Deployment Strategy
Designs deployment strategies that minimize risk and downtime, selecting appropriate patterns (blue-green, canary, rolling), feature flag architectures, and progressive delivery pipelines.
Guiding Principle
"The best deployment is one your users never notice. The best rollback is one that happens before users are affected."
Procedure
Step 1 — Assess Deployment Requirements
- Determine the zero-downtime requirement: hard zero (financial), soft zero (minor blip acceptable), or maintenance window.
- Inventory the deployment targets: containers, serverless, VMs, edge, mobile.
- Map database migration coupling: can the old code run against the new schema? (expand-contract compatibility).
- Identify the blast radius: how many users are affected if a deployment fails?
- Document the current deployment frequency and target frequency.
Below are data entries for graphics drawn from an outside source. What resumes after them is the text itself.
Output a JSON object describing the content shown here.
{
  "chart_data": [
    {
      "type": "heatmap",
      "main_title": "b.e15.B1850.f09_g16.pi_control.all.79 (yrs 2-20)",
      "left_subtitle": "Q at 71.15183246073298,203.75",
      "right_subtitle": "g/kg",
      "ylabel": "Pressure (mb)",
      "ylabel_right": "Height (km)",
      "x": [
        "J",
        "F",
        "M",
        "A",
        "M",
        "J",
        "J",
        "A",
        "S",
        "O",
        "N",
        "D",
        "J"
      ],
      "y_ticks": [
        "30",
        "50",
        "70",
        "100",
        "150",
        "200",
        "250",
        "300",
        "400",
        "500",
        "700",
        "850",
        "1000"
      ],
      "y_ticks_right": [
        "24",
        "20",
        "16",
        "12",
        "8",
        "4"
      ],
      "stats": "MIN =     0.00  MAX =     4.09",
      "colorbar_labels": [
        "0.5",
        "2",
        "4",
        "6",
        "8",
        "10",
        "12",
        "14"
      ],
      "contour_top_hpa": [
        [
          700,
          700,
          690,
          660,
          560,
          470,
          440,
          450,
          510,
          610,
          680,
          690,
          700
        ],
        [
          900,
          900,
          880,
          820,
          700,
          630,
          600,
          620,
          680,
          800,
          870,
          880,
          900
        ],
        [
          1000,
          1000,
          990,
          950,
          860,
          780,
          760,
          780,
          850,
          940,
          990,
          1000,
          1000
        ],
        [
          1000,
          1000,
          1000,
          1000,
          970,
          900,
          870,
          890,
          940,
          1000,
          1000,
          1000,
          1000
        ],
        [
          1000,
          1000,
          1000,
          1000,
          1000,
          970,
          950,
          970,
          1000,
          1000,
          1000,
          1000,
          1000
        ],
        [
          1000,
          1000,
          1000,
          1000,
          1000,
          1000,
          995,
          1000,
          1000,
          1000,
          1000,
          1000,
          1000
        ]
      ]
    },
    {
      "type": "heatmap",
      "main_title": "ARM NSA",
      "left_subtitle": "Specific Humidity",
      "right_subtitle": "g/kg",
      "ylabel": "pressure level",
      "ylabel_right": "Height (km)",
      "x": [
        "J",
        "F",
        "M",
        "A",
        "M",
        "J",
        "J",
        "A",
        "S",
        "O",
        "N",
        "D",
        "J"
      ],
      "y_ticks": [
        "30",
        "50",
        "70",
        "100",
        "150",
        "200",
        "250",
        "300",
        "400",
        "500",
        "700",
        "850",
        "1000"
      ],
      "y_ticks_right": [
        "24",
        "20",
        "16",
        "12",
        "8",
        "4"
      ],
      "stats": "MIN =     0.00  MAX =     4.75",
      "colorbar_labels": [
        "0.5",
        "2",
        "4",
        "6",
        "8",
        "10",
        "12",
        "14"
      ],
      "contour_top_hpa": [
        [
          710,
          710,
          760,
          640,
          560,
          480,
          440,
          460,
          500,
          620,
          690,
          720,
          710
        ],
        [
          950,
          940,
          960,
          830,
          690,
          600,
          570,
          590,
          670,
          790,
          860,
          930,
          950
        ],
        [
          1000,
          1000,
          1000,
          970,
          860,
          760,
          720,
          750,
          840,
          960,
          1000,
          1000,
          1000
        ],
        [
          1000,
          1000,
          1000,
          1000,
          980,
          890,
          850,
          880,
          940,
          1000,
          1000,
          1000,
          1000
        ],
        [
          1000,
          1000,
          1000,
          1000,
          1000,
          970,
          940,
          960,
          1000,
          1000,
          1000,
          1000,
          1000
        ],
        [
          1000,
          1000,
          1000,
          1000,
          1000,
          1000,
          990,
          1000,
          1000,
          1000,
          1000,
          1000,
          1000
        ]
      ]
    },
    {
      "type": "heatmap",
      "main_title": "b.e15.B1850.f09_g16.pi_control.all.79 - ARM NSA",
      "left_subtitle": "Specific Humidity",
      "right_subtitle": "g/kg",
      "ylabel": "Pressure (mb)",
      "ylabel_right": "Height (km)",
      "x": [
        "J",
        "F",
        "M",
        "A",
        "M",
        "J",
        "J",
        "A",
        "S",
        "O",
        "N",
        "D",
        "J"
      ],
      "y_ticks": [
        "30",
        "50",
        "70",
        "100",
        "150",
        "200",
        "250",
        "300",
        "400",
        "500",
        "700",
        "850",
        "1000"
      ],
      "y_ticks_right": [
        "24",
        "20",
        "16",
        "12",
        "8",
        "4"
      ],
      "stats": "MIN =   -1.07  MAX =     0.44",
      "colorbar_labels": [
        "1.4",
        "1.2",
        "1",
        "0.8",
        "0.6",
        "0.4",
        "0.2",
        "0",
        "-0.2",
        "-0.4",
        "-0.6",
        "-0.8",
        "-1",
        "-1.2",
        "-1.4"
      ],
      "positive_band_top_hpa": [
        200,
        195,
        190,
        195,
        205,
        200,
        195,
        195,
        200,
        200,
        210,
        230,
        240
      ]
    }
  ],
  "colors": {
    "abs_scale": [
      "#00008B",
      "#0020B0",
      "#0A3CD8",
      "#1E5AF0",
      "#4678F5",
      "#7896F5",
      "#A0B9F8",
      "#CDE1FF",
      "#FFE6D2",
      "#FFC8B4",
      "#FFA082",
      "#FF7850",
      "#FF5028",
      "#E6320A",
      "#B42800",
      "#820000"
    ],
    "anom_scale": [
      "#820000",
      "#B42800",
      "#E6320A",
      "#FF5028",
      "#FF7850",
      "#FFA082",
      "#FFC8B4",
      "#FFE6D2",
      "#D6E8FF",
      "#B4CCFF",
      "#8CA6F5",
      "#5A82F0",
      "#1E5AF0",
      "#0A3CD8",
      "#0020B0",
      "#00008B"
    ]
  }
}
Step 2 — Select Deployment Pattern
- Rolling Update: Gradually replace instances; simple but limited rollback granularity.
- Blue-Green: Two identical environments; instant traffic switch; requires 2x infrastructure.
- Canary: Route a small percentage of traffic to the new version; promote or rollback based on metrics.
- Shadow (Dark Launch): Send duplicate traffic to the new version without serving its responses.
- A/B Testing Deployment: Route users to different versions based on user attributes for experimentation.
- Select the pattern based on risk tolerance, infrastructure cost, and operational maturity.
Step 3 — Feature Flag Architecture
- Design the feature flag taxonomy: release flags (temporary), ops flags (permanent), experiment flags (time-boxed).
- Select the flag management system: LaunchDarkly, Unleash, Flagsmith, or custom.
- Define flag lifecycle: creation → testing → rollout → cleanup (remove stale flags).
- Specify the evaluation context: user ID, tenant, region, percentage, custom attributes.
- Establish the flag cleanup policy: remove release flags within 2 sprints of full rollout.
Step 4 — Progressive Delivery Pipeline
- Define the promotion stages: dev → staging → canary (1%) → partial (10%) → full (100%).
- Specify automated promotion criteria: error rate < threshold, latency < SLO, no alerts.
- Define automated rollback triggers: error rate spike, latency degradation, manual abort.
- Integrate with observability: deployment markers on dashboards, automated metric comparison.
- Document the manual override procedure for emergency rollbacks.
Quality Criteria
- Every deployment has an automated rollback trigger based on observability metrics.
- Database migrations are backward-compatible (expand-contract) to support rollback without data loss.
- Feature flags have documented owners and a cleanup schedule to prevent flag debt.
- Canary deployments compare metrics against a baseline, not just absolute thresholds.
Anti-Patterns
- Deploying database migrations that break the previous application version ("locked step" deployments).
- Feature flags without cleanup policy, accumulating hundreds of stale flags ("flag debt").
- Canary deployments without automated metric comparison ("canary theater" — deploy and hope).
- Skipping staging environment because "it works locally" or "we have good tests."